Organisatorin und Netzwerkerin

Das evangelische Kreisbildungswerk hat eine neue Bildungsreferentin. Lone Cornelius kümmert sich seit Mitte September um die Erwachsenenbildung im Kirchenbezirk Tübingen. Die 56-Jährige ist Nachfolgerin von Karola Vollmer, die im Januar nach fast zwölf Jahren das Kreisbildungswerk verlassen hat.

„Ich organisiere und netzwerke gerne“, sagt die neue Bildungsreferentin, die ihr Büro im Haus der Kirche „Villa Metz“ hat.
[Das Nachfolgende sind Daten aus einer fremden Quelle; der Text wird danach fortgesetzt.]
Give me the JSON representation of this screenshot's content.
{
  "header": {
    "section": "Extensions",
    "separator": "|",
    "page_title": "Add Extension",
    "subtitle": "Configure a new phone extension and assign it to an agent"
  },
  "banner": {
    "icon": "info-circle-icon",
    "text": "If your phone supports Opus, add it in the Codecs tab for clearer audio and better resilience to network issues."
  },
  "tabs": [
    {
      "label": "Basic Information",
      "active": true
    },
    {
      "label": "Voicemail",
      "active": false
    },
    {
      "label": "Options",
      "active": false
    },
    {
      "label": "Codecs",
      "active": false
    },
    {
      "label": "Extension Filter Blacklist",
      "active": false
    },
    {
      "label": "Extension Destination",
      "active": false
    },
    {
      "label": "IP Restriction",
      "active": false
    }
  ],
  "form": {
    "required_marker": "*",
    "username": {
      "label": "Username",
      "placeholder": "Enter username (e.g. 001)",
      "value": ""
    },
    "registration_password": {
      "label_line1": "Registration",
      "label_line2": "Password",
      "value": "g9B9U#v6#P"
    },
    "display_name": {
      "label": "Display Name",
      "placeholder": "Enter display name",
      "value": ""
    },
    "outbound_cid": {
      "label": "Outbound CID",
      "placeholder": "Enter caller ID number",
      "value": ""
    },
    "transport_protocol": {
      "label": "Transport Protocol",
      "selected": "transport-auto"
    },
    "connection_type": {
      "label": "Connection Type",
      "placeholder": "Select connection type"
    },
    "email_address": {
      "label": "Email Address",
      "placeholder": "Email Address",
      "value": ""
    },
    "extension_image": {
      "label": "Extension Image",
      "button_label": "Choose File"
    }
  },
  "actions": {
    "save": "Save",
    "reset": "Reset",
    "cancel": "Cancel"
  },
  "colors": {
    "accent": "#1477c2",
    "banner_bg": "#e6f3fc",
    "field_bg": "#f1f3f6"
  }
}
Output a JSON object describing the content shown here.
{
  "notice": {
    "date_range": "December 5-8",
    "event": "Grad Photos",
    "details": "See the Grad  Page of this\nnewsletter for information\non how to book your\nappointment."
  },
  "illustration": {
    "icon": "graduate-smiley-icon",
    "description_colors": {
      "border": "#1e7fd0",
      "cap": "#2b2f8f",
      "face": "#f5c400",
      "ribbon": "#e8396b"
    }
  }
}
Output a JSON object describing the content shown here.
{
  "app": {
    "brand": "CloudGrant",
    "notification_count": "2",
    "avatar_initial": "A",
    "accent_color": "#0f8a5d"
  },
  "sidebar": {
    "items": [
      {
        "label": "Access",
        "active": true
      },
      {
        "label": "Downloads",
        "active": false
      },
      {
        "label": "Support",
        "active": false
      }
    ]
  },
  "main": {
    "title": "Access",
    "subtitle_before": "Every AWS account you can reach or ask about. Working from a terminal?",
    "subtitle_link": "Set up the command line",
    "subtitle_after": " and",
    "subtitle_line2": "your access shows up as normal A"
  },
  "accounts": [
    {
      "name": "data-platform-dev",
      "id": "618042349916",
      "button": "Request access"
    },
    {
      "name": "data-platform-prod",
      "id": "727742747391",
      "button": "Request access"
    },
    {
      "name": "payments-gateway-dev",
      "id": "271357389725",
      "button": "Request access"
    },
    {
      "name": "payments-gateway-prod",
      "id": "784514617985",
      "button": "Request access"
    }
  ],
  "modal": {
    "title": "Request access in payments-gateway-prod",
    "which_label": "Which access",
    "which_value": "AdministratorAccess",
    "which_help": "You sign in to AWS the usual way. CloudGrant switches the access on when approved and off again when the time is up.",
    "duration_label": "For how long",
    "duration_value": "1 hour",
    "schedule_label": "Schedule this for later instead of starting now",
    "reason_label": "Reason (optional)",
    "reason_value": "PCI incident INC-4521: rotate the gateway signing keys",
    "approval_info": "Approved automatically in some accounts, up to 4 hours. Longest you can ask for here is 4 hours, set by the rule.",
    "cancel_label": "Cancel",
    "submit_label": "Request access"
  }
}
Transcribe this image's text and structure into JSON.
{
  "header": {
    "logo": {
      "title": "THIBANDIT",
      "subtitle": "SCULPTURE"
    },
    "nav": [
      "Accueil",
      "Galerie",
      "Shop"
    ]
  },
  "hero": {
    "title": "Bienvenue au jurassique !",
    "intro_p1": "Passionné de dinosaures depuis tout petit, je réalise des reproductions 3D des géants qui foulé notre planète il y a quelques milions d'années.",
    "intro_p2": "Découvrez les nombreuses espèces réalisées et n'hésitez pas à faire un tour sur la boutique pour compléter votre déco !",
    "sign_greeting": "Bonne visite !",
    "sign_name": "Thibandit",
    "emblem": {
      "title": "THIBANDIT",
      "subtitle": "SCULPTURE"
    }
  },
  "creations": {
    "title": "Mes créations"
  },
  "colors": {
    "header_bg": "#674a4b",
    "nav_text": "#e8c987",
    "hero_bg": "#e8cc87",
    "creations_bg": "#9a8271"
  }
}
Die gebürtige Hamburgerin bringt damit gute Voraussetzungen mit, um Ansprechpartnerin für die Erwachsenenbildner im Kirchenbezirk zu sein und die Angebote der Kirchengemeinden zu koordinieren. „Ich versuche Menschen in Kontakt zu bringen und dazu beizutragen, dass sie voneinander profitieren“, nennt Cornelius ein Ziel ihrer Arbeit.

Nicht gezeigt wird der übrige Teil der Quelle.